Great job Ryan! We got some Striped ones up here, but no Reds (for me) yet. Specks are still @ the Hot 
Ditch. 

Skunk


----------



## RuddeDogg (Mar 20, 2004)

Way to Ryan. Great work.


----------



## Too Busy (Sep 7, 2007)

Ryan
Are you finding trout in skinny water or in the 8-12 foot range?


----------



## jay b (Dec 1, 2002)

Those are some pretty fish, congrats !! Did any get the invite home for dinner ?? Things are just starting to turn on up here but it looks like you're 2-4 weeks ahead of us as usual.


----------



## justinstewart (Nov 23, 2007)

Good to see the reports again! I was going through withdrawal.


----------



## uncdub13 (Aug 9, 2003)

Finding most of the trout in 4-6' of water, but i did catch a 23" last week up on a flat in like 1-2' where i normally only find reds so you never know. Thought it was a small red until i saw that head shaking beside the yak.

Kept several for the table in the boat the other day, but i rarely keep any when in the yak since i usually dont mess around with ice or a cooler, especially for quick trips.


----------



## sleepyhead (Apr 30, 2004)

thanks for the report. I'm going to head down one day. On another note glad you found a new hat.


----------



## Sharkbait23602 (Nov 23, 2006)

Nice pics! 

I'de like to get out with you sometime before I leave Wilmington in May. 
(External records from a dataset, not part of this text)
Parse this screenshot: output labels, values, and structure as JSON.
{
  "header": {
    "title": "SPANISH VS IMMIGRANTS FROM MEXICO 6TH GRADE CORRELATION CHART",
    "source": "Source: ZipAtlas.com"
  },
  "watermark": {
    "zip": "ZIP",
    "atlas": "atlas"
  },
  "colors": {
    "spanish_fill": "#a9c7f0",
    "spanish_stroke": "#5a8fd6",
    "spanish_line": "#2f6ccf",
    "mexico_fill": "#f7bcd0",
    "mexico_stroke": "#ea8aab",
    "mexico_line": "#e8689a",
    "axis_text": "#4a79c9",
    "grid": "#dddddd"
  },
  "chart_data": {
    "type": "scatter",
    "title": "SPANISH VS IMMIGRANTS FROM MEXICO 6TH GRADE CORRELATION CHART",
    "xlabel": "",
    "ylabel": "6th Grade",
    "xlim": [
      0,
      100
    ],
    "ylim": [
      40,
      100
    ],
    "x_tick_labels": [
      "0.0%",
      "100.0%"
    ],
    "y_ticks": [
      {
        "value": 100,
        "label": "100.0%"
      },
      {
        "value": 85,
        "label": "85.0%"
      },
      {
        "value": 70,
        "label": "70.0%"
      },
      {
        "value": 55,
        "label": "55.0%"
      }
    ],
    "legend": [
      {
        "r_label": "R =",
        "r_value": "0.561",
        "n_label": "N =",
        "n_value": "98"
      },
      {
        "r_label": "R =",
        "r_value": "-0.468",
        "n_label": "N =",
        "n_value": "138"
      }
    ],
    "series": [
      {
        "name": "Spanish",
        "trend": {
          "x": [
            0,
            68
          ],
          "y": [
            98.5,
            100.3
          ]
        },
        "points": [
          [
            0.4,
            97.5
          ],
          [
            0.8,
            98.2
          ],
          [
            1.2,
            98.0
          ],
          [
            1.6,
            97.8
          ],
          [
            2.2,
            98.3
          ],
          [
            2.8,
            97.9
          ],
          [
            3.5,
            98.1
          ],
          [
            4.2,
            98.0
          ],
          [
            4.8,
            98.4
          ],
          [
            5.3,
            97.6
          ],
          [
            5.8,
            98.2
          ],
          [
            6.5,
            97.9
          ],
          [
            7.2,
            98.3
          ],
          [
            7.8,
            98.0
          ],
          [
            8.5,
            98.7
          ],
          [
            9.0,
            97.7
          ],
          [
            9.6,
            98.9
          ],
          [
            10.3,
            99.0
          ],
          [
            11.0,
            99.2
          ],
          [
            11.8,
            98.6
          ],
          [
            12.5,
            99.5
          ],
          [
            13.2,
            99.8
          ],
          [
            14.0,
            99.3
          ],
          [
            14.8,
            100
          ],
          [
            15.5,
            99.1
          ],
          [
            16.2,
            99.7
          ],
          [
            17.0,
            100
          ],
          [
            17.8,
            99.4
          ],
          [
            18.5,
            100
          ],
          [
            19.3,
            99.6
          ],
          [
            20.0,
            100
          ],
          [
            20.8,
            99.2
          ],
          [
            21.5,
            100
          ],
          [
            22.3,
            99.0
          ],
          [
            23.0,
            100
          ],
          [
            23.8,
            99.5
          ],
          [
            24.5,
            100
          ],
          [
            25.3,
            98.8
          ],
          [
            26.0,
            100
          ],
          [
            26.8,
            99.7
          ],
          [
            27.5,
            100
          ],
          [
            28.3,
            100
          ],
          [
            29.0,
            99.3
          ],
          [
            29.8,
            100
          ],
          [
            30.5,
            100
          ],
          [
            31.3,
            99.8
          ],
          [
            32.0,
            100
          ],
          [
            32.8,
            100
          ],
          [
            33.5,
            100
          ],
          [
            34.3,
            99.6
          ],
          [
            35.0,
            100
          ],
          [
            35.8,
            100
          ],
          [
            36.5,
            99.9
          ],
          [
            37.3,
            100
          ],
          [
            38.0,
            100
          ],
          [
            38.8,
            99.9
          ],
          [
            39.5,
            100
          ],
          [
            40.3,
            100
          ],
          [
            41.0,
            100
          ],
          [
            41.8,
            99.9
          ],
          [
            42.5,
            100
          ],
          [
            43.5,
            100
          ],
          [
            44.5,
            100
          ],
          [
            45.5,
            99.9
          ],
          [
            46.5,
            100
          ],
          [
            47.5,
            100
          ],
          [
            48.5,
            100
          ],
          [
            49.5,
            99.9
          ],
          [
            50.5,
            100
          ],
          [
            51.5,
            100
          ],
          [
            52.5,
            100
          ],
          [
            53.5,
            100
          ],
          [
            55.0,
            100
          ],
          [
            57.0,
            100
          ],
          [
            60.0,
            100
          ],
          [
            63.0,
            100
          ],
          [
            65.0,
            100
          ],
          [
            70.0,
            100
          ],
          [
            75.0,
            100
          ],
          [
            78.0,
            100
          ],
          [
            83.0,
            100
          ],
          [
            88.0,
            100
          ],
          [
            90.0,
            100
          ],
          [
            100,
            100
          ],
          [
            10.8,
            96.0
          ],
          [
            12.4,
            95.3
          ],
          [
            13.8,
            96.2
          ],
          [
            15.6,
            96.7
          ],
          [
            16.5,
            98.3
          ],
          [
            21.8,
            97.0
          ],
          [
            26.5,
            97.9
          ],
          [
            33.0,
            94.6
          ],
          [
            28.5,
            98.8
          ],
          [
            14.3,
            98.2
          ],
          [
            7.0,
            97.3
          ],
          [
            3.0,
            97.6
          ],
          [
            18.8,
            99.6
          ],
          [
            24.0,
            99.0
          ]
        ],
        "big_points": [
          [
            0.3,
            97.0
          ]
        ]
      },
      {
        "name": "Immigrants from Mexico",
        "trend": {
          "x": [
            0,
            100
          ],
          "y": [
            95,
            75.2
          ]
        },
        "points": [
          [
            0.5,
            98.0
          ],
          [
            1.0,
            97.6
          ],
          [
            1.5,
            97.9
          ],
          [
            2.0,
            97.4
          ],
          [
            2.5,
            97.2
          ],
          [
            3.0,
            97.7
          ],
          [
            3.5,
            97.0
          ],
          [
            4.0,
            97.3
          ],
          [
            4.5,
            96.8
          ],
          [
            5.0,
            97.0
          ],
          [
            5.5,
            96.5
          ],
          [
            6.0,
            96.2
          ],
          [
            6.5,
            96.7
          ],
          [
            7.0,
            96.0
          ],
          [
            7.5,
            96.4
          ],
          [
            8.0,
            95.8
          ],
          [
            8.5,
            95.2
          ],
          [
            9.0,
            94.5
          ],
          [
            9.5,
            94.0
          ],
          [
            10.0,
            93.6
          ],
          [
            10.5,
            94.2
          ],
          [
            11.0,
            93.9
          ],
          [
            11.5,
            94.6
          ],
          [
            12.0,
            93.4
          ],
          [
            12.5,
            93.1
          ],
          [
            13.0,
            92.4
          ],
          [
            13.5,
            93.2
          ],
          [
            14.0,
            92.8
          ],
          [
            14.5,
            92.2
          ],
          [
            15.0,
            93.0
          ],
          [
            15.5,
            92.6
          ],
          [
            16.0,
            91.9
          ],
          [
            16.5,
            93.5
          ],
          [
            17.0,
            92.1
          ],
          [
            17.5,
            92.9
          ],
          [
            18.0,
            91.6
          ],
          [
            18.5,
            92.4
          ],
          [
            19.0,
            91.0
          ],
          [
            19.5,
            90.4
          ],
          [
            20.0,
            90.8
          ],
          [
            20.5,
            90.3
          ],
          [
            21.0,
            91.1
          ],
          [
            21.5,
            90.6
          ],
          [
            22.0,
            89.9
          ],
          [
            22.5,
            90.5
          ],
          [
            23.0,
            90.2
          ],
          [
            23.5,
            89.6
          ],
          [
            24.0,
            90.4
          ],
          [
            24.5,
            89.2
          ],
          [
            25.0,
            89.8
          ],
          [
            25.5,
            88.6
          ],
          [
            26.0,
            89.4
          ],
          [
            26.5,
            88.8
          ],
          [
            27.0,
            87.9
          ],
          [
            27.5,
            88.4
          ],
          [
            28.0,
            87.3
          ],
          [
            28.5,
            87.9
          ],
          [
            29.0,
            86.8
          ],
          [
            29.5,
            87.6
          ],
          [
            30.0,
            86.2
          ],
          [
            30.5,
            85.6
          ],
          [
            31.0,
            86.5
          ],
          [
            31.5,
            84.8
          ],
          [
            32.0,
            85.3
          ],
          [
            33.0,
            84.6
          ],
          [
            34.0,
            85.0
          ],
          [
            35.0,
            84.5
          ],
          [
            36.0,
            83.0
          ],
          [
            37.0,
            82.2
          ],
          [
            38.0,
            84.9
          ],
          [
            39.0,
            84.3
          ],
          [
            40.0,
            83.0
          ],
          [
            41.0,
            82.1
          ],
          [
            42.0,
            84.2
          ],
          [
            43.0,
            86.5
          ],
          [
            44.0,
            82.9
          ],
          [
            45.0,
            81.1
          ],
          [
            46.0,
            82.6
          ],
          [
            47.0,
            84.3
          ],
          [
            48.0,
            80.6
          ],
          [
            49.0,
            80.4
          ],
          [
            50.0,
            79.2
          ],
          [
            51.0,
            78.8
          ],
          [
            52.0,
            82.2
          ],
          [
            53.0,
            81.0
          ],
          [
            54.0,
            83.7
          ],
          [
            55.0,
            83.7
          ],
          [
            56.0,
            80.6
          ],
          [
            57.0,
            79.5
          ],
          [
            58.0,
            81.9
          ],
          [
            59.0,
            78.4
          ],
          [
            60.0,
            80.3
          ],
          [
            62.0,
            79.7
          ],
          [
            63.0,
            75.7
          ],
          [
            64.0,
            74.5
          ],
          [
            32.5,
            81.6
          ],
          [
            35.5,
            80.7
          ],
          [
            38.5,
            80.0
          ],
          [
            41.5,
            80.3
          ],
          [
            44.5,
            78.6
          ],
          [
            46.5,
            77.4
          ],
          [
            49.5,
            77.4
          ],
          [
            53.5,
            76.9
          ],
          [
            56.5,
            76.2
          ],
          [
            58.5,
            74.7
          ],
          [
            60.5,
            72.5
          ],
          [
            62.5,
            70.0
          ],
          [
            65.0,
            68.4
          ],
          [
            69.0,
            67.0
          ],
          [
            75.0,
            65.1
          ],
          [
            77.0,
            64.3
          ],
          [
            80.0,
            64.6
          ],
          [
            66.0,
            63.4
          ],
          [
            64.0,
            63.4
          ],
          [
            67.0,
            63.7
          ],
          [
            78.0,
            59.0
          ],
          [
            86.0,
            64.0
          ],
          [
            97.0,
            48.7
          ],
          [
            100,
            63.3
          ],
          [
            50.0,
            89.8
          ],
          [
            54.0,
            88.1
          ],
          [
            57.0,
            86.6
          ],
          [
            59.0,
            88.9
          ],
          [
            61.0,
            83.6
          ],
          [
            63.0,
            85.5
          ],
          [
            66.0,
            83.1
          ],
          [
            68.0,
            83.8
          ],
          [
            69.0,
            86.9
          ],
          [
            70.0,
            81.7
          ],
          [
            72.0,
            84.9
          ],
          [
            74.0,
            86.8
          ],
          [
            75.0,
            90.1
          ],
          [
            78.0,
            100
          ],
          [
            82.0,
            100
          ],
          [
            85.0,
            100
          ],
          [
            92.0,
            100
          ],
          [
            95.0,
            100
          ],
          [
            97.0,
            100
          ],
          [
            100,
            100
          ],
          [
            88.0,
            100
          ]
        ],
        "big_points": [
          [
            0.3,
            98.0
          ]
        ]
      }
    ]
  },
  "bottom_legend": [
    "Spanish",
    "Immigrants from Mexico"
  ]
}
How far away is that freshwater spot?

Have you fished Sutton Lake?


----------



## Rockstar (Jun 23, 2004)

awesome pics, reminds me I gotta head down to my sweetwater bass hole one of these days.


----------



## uncdub13 (Aug 9, 2003)

Sharkbait23602 said:


> How far away is that freshwater spot?
> 
> Have you fished Sutton Lake?


that's where we were.


----------



## hengstthomas (Mar 11, 2006)

justinstewart said:


> Good to see the reports again! I was going through withdrawal.


Me too 
Thanks for the report and pics Ryan


----------